Adopt these Best Practices for a Beneficial Ownership Program
Financial institutions may be familiar with conducting Bank Secrecy Act/Anti-Money Laundering (AML) risk assessments, but the recent raft of Beneficial Ownership-focused regulations, standards and recommendations demands a deeper, more granular examination of new and existing clients. Know Your Customer due diligence not only means identifying and verifying a client’s identity, but any Beneficial or Ultimate Ownership by using reliable, timely independently sourced documents, data and information rather than relying on self-certification. Multiple Beneficial Ownership definitions and thresholds, as well as delays to the creation of central data registries, add to the compliance challenge.
Financial institutions therefore need a well-designed integrated Beneficial Ownership management program demonstrating that “all reasonable measures” have been exhausted to meet regulatory obligations and successfully manage compliance risk.
For many organisations, Beneficial Ownership may not have been a mandatory element in customer identification/onboarding processes and therefore not highlighted as a key factor in existing customer risk models.
It is also likely that Beneficial Ownership data management obligations and controls were not considered as a separate factor in the overall compliance risk assessment. Conducting an enterprise-wide AML risk assessment is crucial to identifying potential gaps in existing controls, policies, procedures and processes. The risk re-assessment should also consider how the Beneficial Ownership/UBO risk is being managed and controlled throughout the entire compliance programme including policies, procedures, risk ranking, customer due diligence, reporting, record keeping, on-going monitoring, internal control and auditing.

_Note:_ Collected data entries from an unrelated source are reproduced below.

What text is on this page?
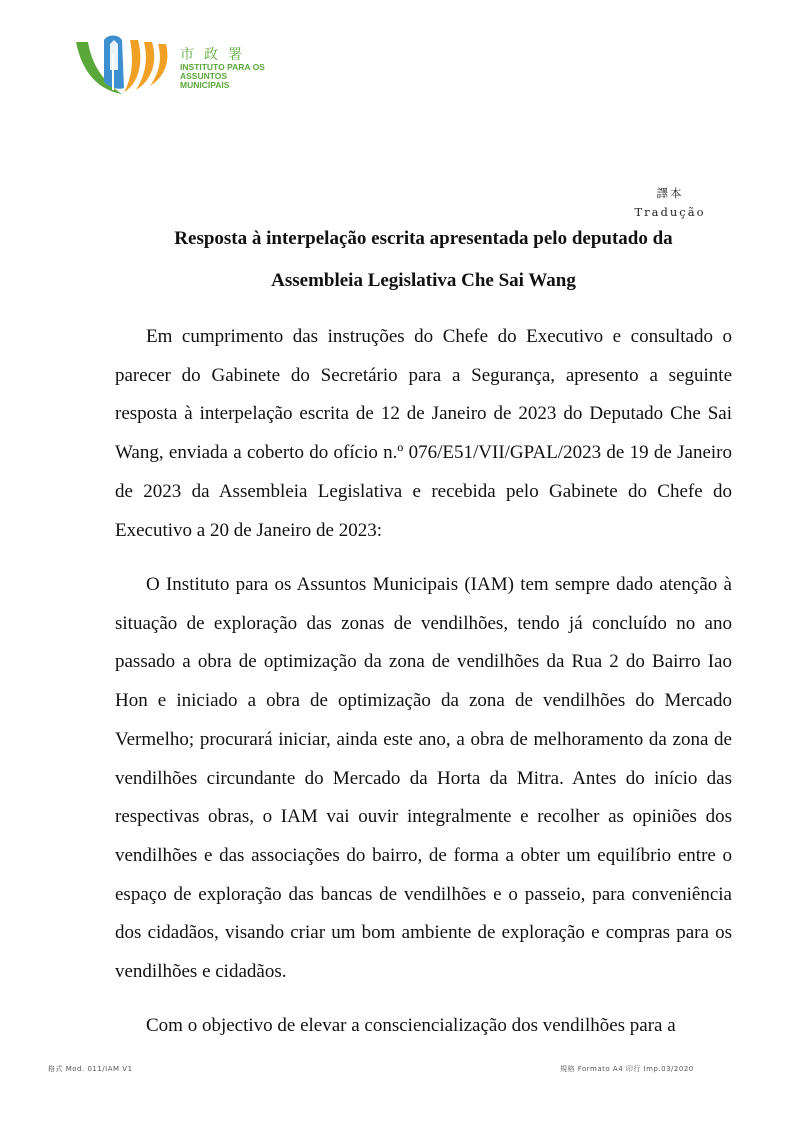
市政署
INSTITUTO PARA OS
ASSUNTOS MUNICIPAIS
譯本
Tradução
Resposta à interpelação escrita apresentada pelo deputado da
Assembleia Legislativa Che Sai Wang

Em cumprimento das instruções do Chefe do Executivo e consultado o parecer do Gabinete do Secretário para a Segurança, apresento a seguinte resposta à interpelação escrita de 12 de Janeiro de 2023 do Deputado Che Sai Wang, enviada a coberto do ofício n.º 076/E51/VII/GPAL/2023 de 19 de Janeiro de 2023 da Assembleia Legislativa e recebida pelo Gabinete do Chefe do Executivo a 20 de Janeiro de 2023:

O Instituto para os Assuntos Municipais (IAM) tem sempre dado atenção à situação de exploração das zonas de vendilhões, tendo já concluído no ano passado a obra de optimização da zona de vendilhões da Rua 2 do Bairro Iao Hon e iniciado a obra de optimização da zona de vendilhões do Mercado Vermelho; procurará iniciar, ainda este ano, a obra de melhoramento da zona de vendilhões circundante do Mercado da Horta da Mitra. Antes do início das respectivas obras, o IAM vai ouvir integralmente e recolher as opiniões dos vendilhões e das associações do bairro, de forma a obter um equilíbrio entre o espaço de exploração das bancas de vendilhões e o passeio, para conveniência dos cidadãos, visando criar um bom ambiente de exploração e compras para os vendilhões e cidadãos.

Com o objectivo de elevar a consciencialização dos vendilhões para a

格式 Mod. 011/IAM V1	規格 Formato A4 印行 Imp.03/2020
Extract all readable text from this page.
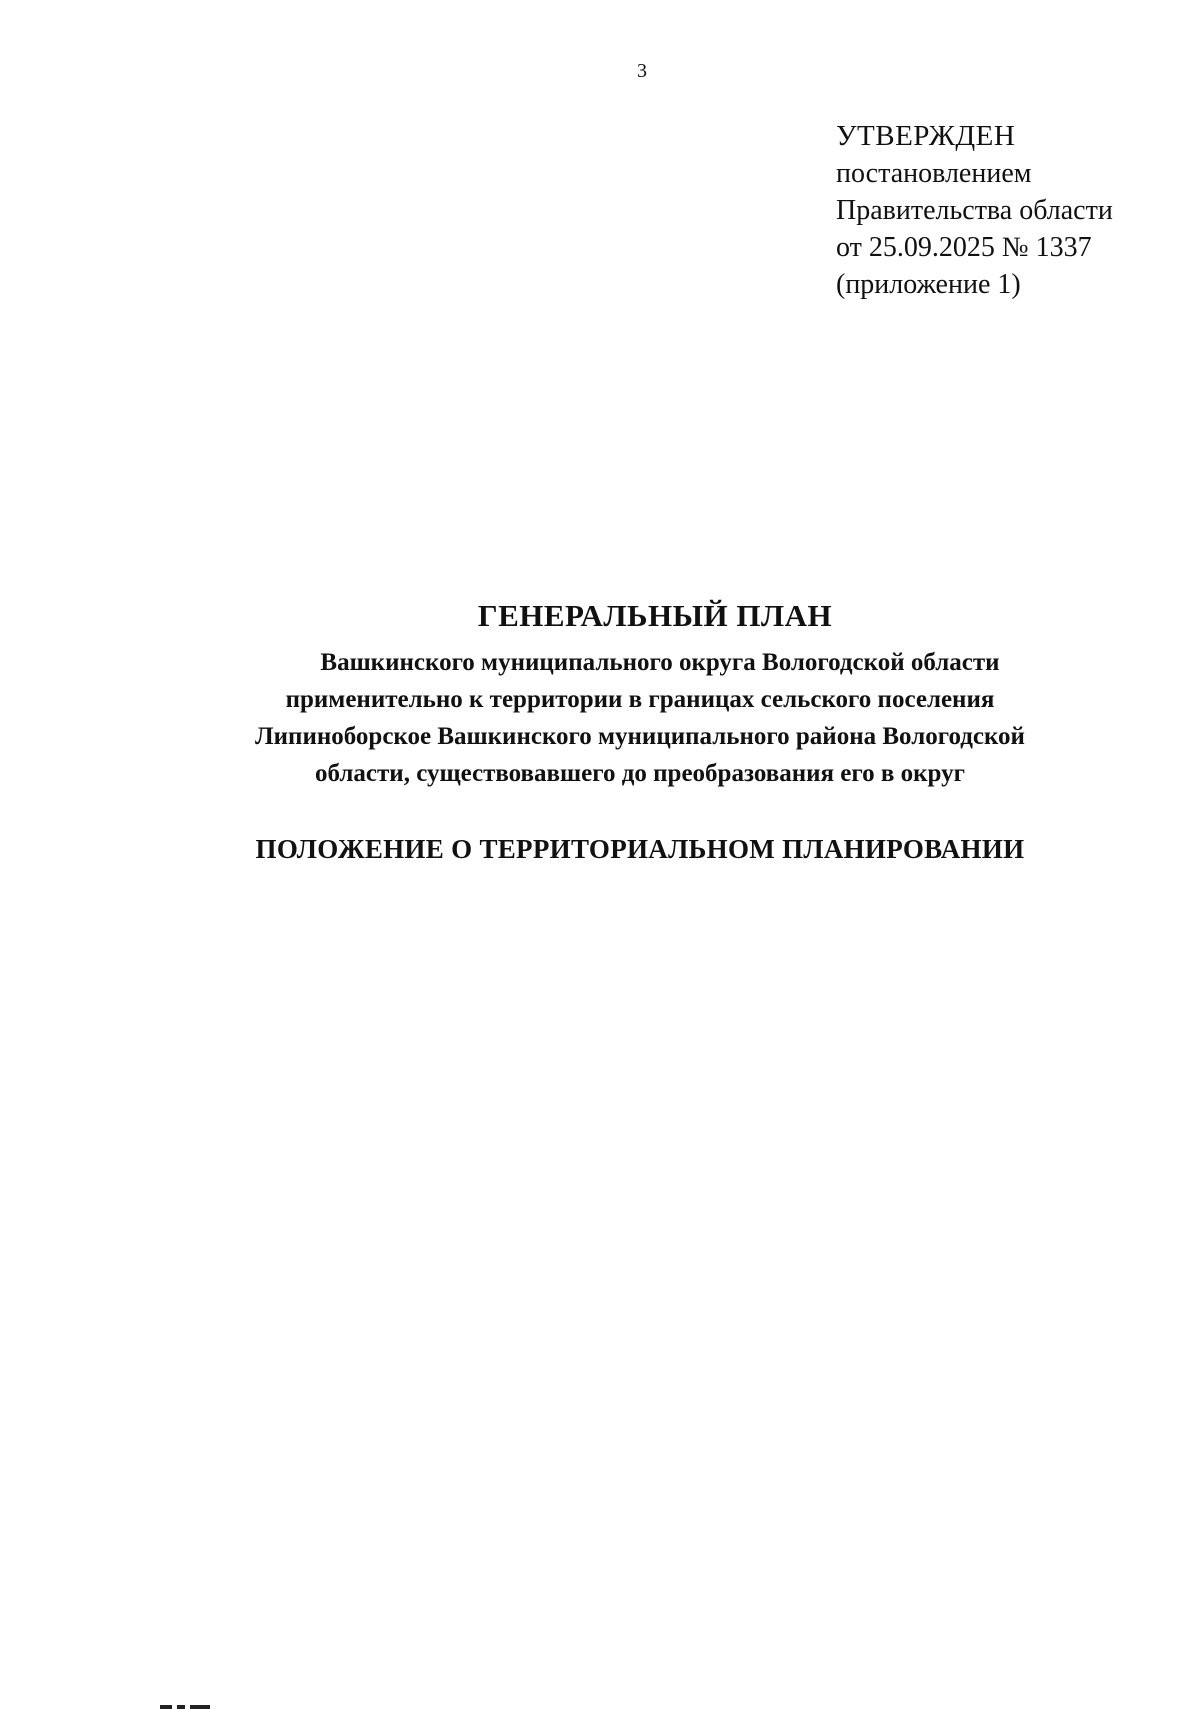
3
УТВЕРЖДЕН
постановлением
Правительства области
от 25.09.2025 № 1337
(приложение 1)
ГЕНЕРАЛЬНЫЙ ПЛАН
Вашкинского муниципального округа Вологодской области
применительно к территории в границах сельского поселения
Липиноборское Вашкинского муниципального района Вологодской
области, существовавшего до преобразования его в округ
ПОЛОЖЕНИЕ О ТЕРРИТОРИАЛЬНОМ ПЛАНИРОВАНИИ
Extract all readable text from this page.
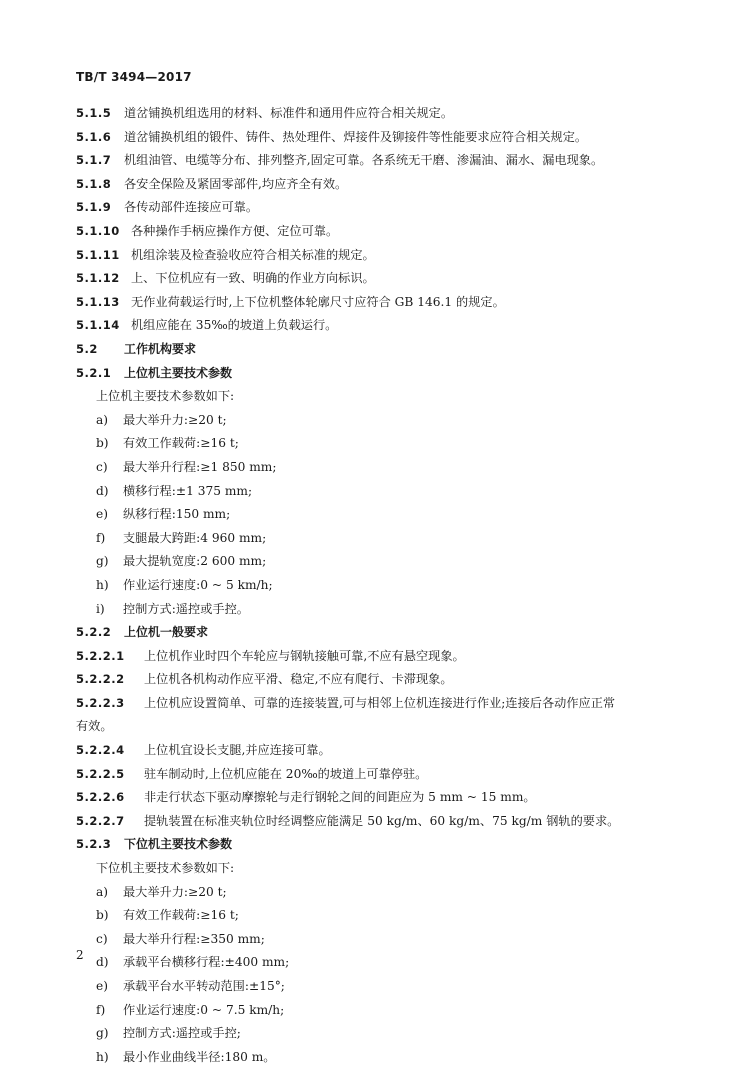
TB/T 3494—2017
5.1.5 道岔铺换机组选用的材料、标准件和通用件应符合相关规定。
5.1.6 道岔铺换机组的锻件、铸件、热处理件、焊接件及铆接件等性能要求应符合相关规定。
5.1.7 机组油管、电缆等分布、排列整齐,固定可靠。各系统无干磨、渗漏油、漏水、漏电现象。
5.1.8 各安全保险及紧固零部件,均应齐全有效。
5.1.9 各传动部件连接应可靠。
5.1.10 各种操作手柄应操作方便、定位可靠。
5.1.11 机组涂装及检查验收应符合相关标准的规定。
5.1.12 上、下位机应有一致、明确的作业方向标识。
5.1.13 无作业荷载运行时,上下位机整体轮廓尺寸应符合 GB 146.1 的规定。
5.1.14 机组应能在 35‰的坡道上负载运行。
5.2 工作机构要求
5.2.1 上位机主要技术参数
上位机主要技术参数如下:
a) 最大举升力:≥20 t;
b) 有效工作载荷:≥16 t;
c) 最大举升行程:≥1 850 mm;
d) 横移行程:±1 375 mm;
e) 纵移行程:150 mm;
f) 支腿最大跨距:4 960 mm;
g) 最大提轨宽度:2 600 mm;
h) 作业运行速度:0 ~ 5 km/h;
i) 控制方式:遥控或手控。
5.2.2 上位机一般要求
5.2.2.1 上位机作业时四个车轮应与钢轨接触可靠,不应有悬空现象。
5.2.2.2 上位机各机构动作应平滑、稳定,不应有爬行、卡滞现象。
5.2.2.3 上位机应设置简单、可靠的连接装置,可与相邻上位机连接进行作业;连接后各动作应正常
有效。
5.2.2.4 上位机宜设长支腿,并应连接可靠。
5.2.2.5 驻车制动时,上位机应能在 20‰的坡道上可靠停驻。
5.2.2.6 非走行状态下驱动摩擦轮与走行钢轮之间的间距应为 5 mm ~ 15 mm。
5.2.2.7 提轨装置在标准夹轨位时经调整应能满足 50 kg/m、60 kg/m、75 kg/m 钢轨的要求。
5.2.3 下位机主要技术参数
下位机主要技术参数如下:
a) 最大举升力:≥20 t;
b) 有效工作载荷:≥16 t;
c) 最大举升行程:≥350 mm;
d) 承载平台横移行程:±400 mm;
e) 承载平台水平转动范围:±15°;
f) 作业运行速度:0 ~ 7.5 km/h;
g) 控制方式:遥控或手控;
h) 最小作业曲线半径:180 m。
2
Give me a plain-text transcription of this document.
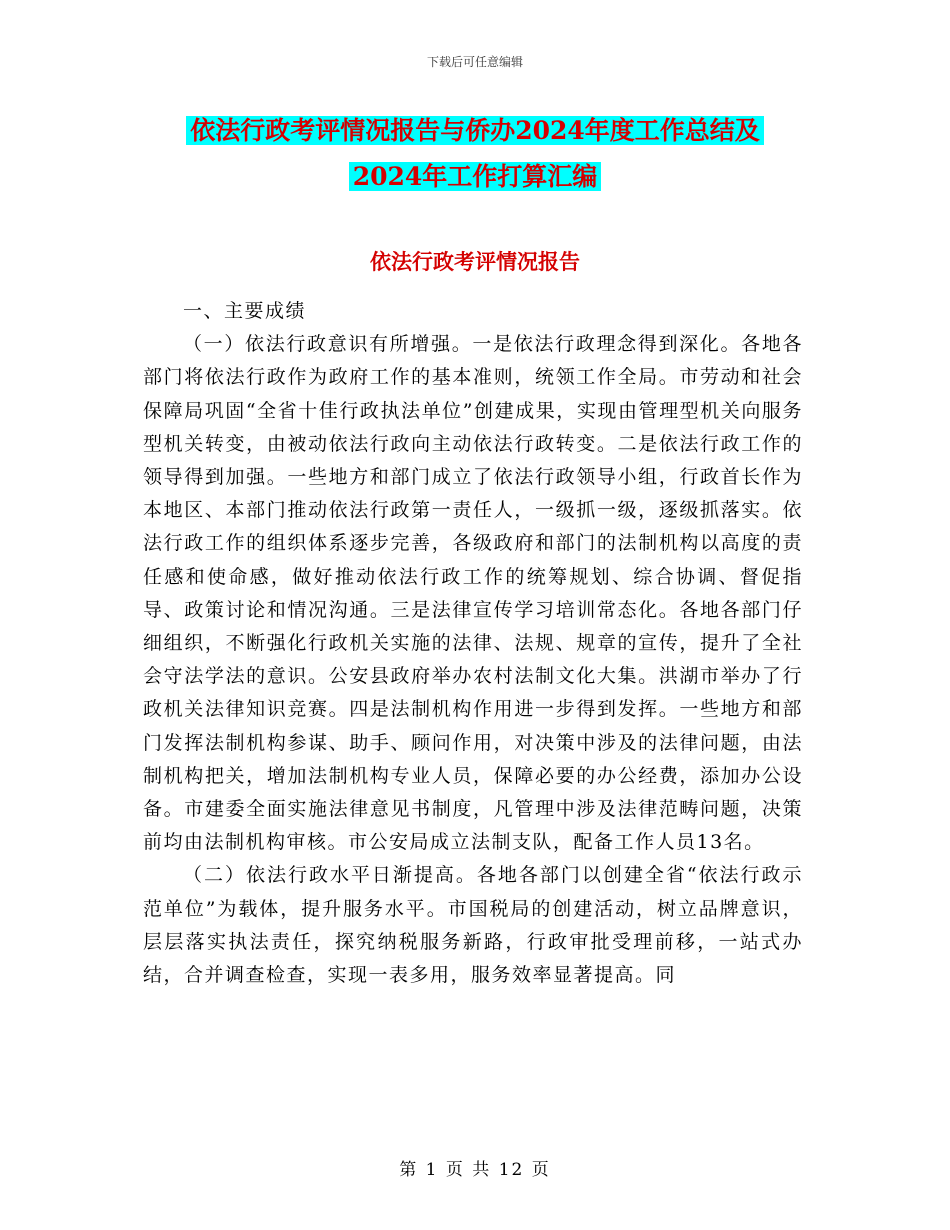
下载后可任意编辑
依法行政考评情况报告与侨办2024年度工作总结及
2024年工作打算汇编
依法行政考评情况报告

一、主要成绩

（一）依法行政意识有所增强。一是依法行政理念得到深化。各地各部门将依法行政作为政府工作的基本准则，统领工作全局。市劳动和社会保障局巩固“全省十佳行政执法单位”创建成果，实现由管理型机关向服务型机关转变，由被动依法行政向主动依法行政转变。二是依法行政工作的领导得到加强。一些地方和部门成立了依法行政领导小组，行政首长作为本地区、本部门推动依法行政第一责任人，一级抓一级，逐级抓落实。依法行政工作的组织体系逐步完善，各级政府和部门的法制机构以高度的责任感和使命感，做好推动依法行政工作的统筹规划、综合协调、督促指导、政策讨论和情况沟通。三是法律宣传学习培训常态化。各地各部门仔细组织，不断强化行政机关实施的法律、法规、规章的宣传，提升了全社会守法学法的意识。公安县政府举办农村法制文化大集。洪湖市举办了行政机关法律知识竞赛。四是法制机构作用进一步得到发挥。一些地方和部门发挥法制机构参谋、助手、顾问作用，对决策中涉及的法律问题，由法制机构把关，增加法制机构专业人员，保障必要的办公经费，添加办公设备。市建委全面实施法律意见书制度，凡管理中涉及法律范畴问题，决策前均由法制机构审核。市公安局成立法制支队，配备工作人员13名。

（二）依法行政水平日渐提高。各地各部门以创建全省“依法行政示范单位”为载体，提升服务水平。市国税局的创建活动，树立品牌意识，层层落实执法责任，探究纳税服务新路，行政审批受理前移，一站式办结，合并调查检查，实现一表多用，服务效率显著提高。同

第 1 页 共 12 页
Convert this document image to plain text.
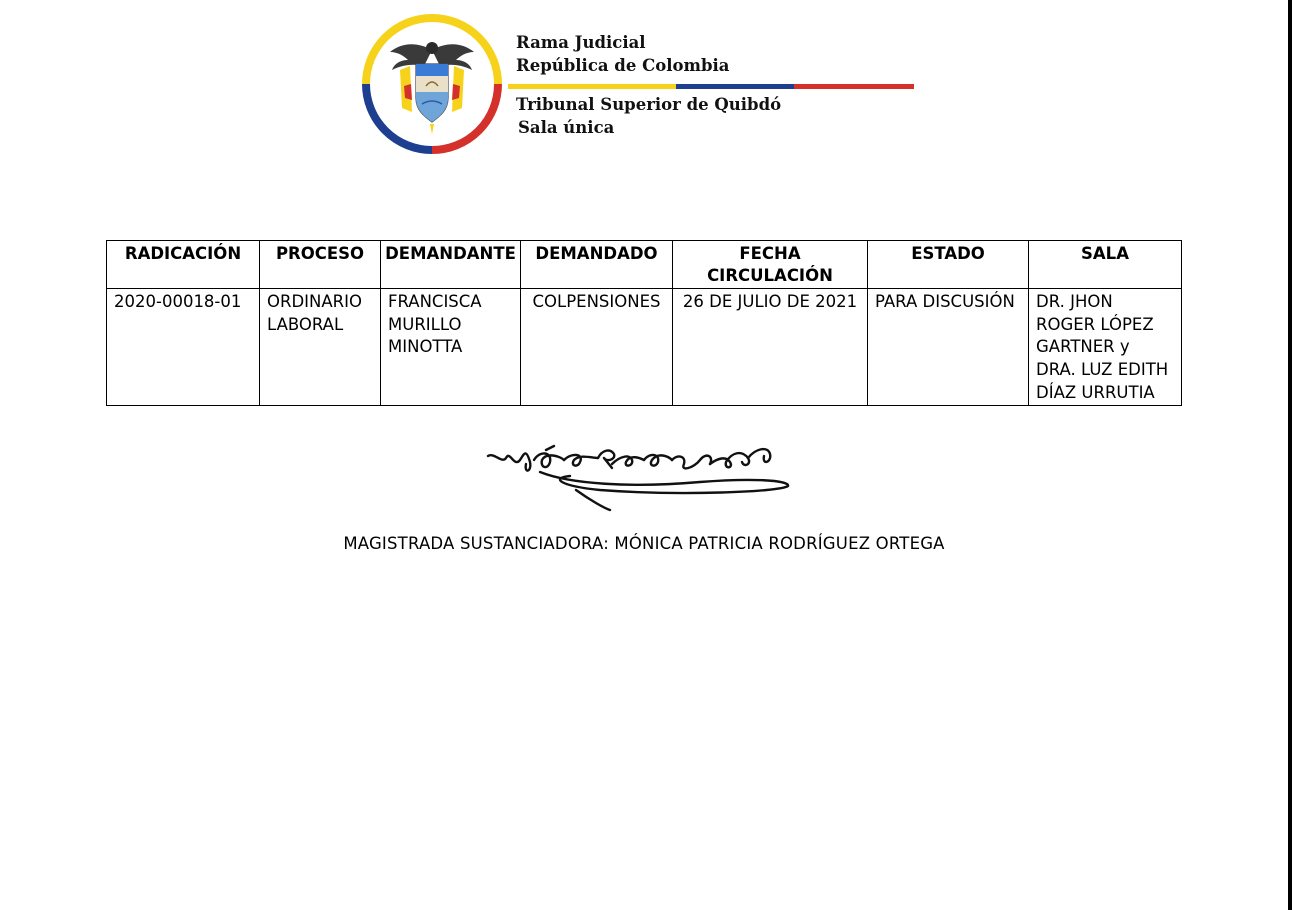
Rama Judicial
República de Colombia
Tribunal Superior de Quibdó
Sala única
RADICACIÓN	PROCESO	DEMANDANTE	DEMANDADO	FECHA CIRCULACIÓN	ESTADO	SALA
2020-00018-01	ORDINARIO LABORAL	FRANCISCA MURILLO MINOTTA	COLPENSIONES	26 DE JULIO DE 2021	PARA DISCUSIÓN	DR. JHON ROGER LÓPEZ GARTNER y DRA. LUZ EDITH DÍAZ URRUTIA
MAGISTRADA SUSTANCIADORA: MÓNICA PATRICIA RODRÍGUEZ ORTEGA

Common Beneficial Ownership Program Weaknesses
- Risk assessments not performed, documented or shared with other business units
- Ineffectual policies and procedures
- Reliance on manual input (re-keying errors)
- Poor communication between front line and compliance staff
- Inadequate AML risk-rating
- Lack of AML risk ‘ownership’
- Costly and burdensome remediation cycle
- Poor staff training
Key steps to creating a Robust Beneficial Ownership Program
Follow the FATF AML framework:
The program should manage the full Beneficial Ownership data governance life-cycle and should be integrated into each component of the entire compliance program including policies, procedures, risk management, due diligence, reporting, record keeping, training, culture, independent testing and audit.
Embrace a risk-based approach:
Implement a reasonable risk assessment process to evaluate how the Beneficial Ownership data as a factor would impact the customer risk profile as well as the overall enterprise-wide compliance and audit risk assessment. The risk level elevation should lead to a deeper due diligence, require a higher level of approval and more closed monitoring, testing and auditing.
Utilize a combination of the best available mechanisms:
Adopt a combination of the best available mechanisms, which include customer self-certification, integrating/cross referencing with the registry or reputable third party Beneficial Ownership data with the addition of adverse media and open source findings for enhanced due diligence.
Centralize the enterprise-wide Beneficial Ownership structures to meet compliance and business needs:
Have the capability to share and obtain the Beneficial Ownership information across the enterprise and associated affiliates. Ideally, it should allow automated regulatory reporting based on self-configured ownership.
Beneficial Ownership Program Strengths
- Consistent and updated identification of regulatory risks/obligations.
- Collaboration between stakeholders.
- Clearly defined processes for data collection, identification and verification as well as triggers for refreshing and reviewing.
- An escalation process if information is missing or inaccurate.
- Creation of a comprehensive risk-scoring model
- Effective executive and departmental sponsorship
- Access to Beneficial Ownership data through a central data repository.
Adopting these best practices will help stakeholders demonstrate to auditors and regulators that “all reasonable measures” have been utilized and risks as a result of increased Beneficial Ownership scrutiny successfully mitigated.